Yes, I hear you saying that’s all nice but you’ve got the weirdest system in the world w/ absolutely no resale value so I’d never consider doing anything so dumb. That’s fine. Except that as mentioned above I have no interest in ever returning to the inferior performance of the best stereo, meaning I’m happy to commit to the permanent nature of the system. The coming speakers & the 845 amp are intended to be final purchases. I’ve heard enough of everything offered in the audio world to be convinced that nothing’s likely to be on the horizon to make me want to put the intended gear on the auction block.
Another advantage is that the variable bass output w/ HP & LP crossovers work perfectly w/ standmount speakers. One advantage of standmount speakers is that their smaller enclosure dimensions push the standing wave frequencies up higher where they can more efficiently be damped (damping materials inside speakers are ineffective below 200 Hz). Plus smaller speakers often have narrower baffles for improved stage/image performance.
An unintended consequence is that high-pass crossed standmounts work splendidly w/ a subwoofer system. The past year brought to my attention what I believe is the best subwoofer system philosophy extant in providing large-room (read commercial size) bass performance in a small (domestic) sized room & the most efficient method of flattening bass modes. So the whole system just happened to evolve into something that I think I can live w/ for a long, long time if not forever.
Finally, I’ve known for about 20 years that absolute polarity makes a worthwhile audible difference.
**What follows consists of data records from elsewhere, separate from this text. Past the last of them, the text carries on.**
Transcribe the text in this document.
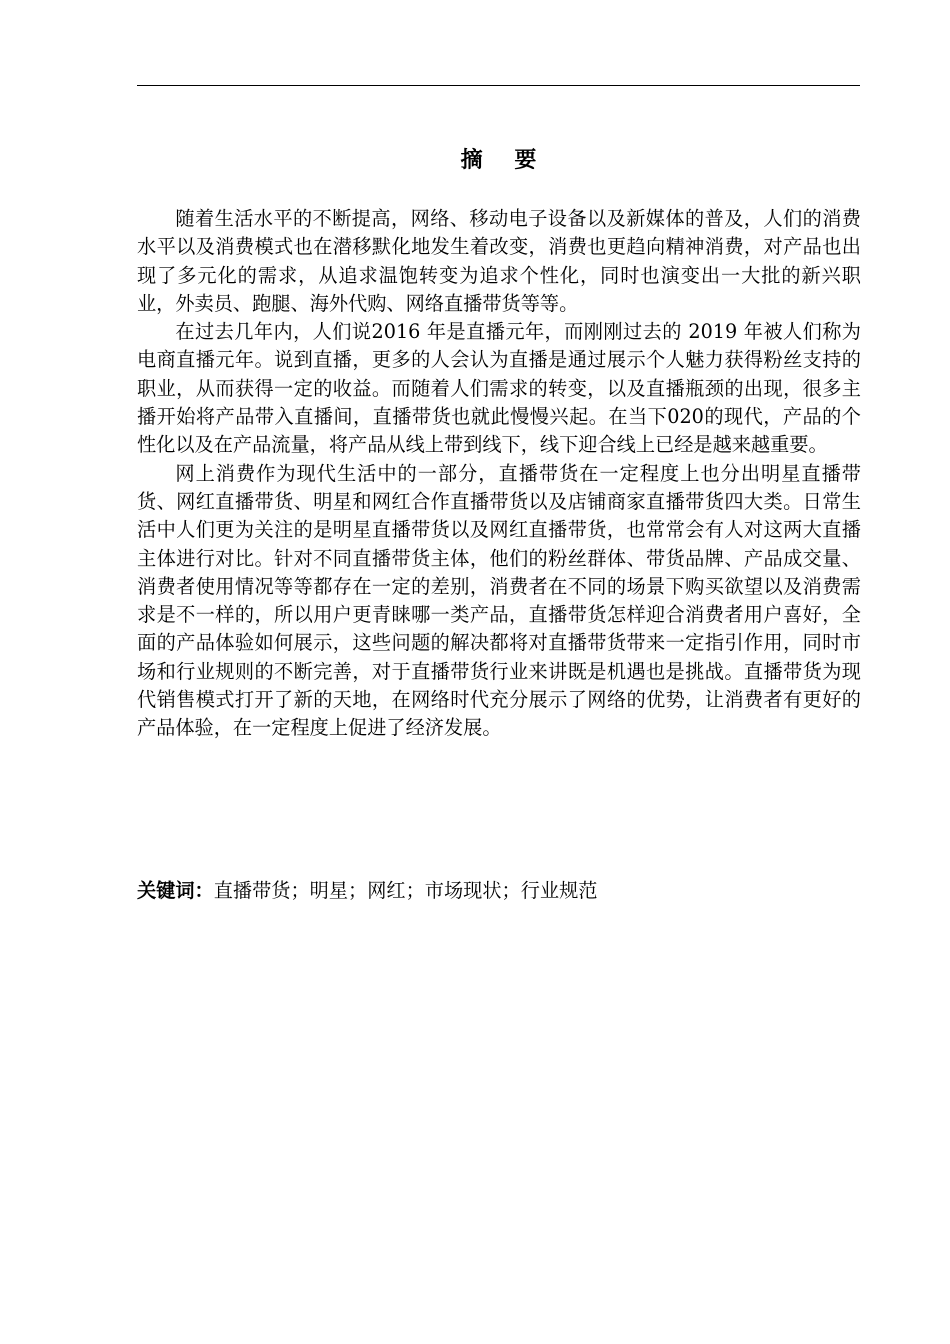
摘 要

随着生活水平的不断提高，网络、移动电子设备以及新媒体的普及，人们的消费水平以及消费模式也在潜移默化地发生着改变，消费也更趋向精神消费，对产品也出现了多元化的需求，从追求温饱转变为追求个性化，同时也演变出一大批的新兴职业，外卖员、跑腿、海外代购、网络直播带货等等。

在过去几年内，人们说2016 年是直播元年，而刚刚过去的 2019 年被人们称为电商直播元年。说到直播，更多的人会认为直播是通过展示个人魅力获得粉丝支持的职业，从而获得一定的收益。而随着人们需求的转变，以及直播瓶颈的出现，很多主播开始将产品带入直播间，直播带货也就此慢慢兴起。在当下020的现代，产品的个性化以及在产品流量，将产品从线上带到线下，线下迎合线上已经是越来越重要。

网上消费作为现代生活中的一部分，直播带货在一定程度上也分出明星直播带货、网红直播带货、明星和网红合作直播带货以及店铺商家直播带货四大类。日常生活中人们更为关注的是明星直播带货以及网红直播带货，也常常会有人对这两大直播主体进行对比。针对不同直播带货主体，他们的粉丝群体、带货品牌、产品成交量、消费者使用情况等等都存在一定的差别，消费者在不同的场景下购买欲望以及消费需求是不一样的，所以用户更青睐哪一类产品，直播带货怎样迎合消费者用户喜好，全面的产品体验如何展示，这些问题的解决都将对直播带货带来一定指引作用，同时市场和行业规则的不断完善，对于直播带货行业来讲既是机遇也是挑战。直播带货为现代销售模式打开了新的天地，在网络时代充分展示了网络的优势，让消费者有更好的产品体验，在一定程度上促进了经济发展。

关键词：直播带货；明星；网红；市场现状；行业规范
The XLR balanced outputs offer the following potential. I made a box that accepts the Trinaural XLR balanced outputs; a 4PDT switch selects between normal or inverted polarity then outputs single-ended signals to the sub & three front amp channels. Even in a stereo-only system the Trinaural could function as a transparent high-quality polarity switcher w/ the addition of a simple outboard box. (Incidentally, my box was hard-wired.)
There are HT bypass inputs to integrate the 3.1 channels into a HT system.
That’s my story & I’m sticking to it! My 2 yen.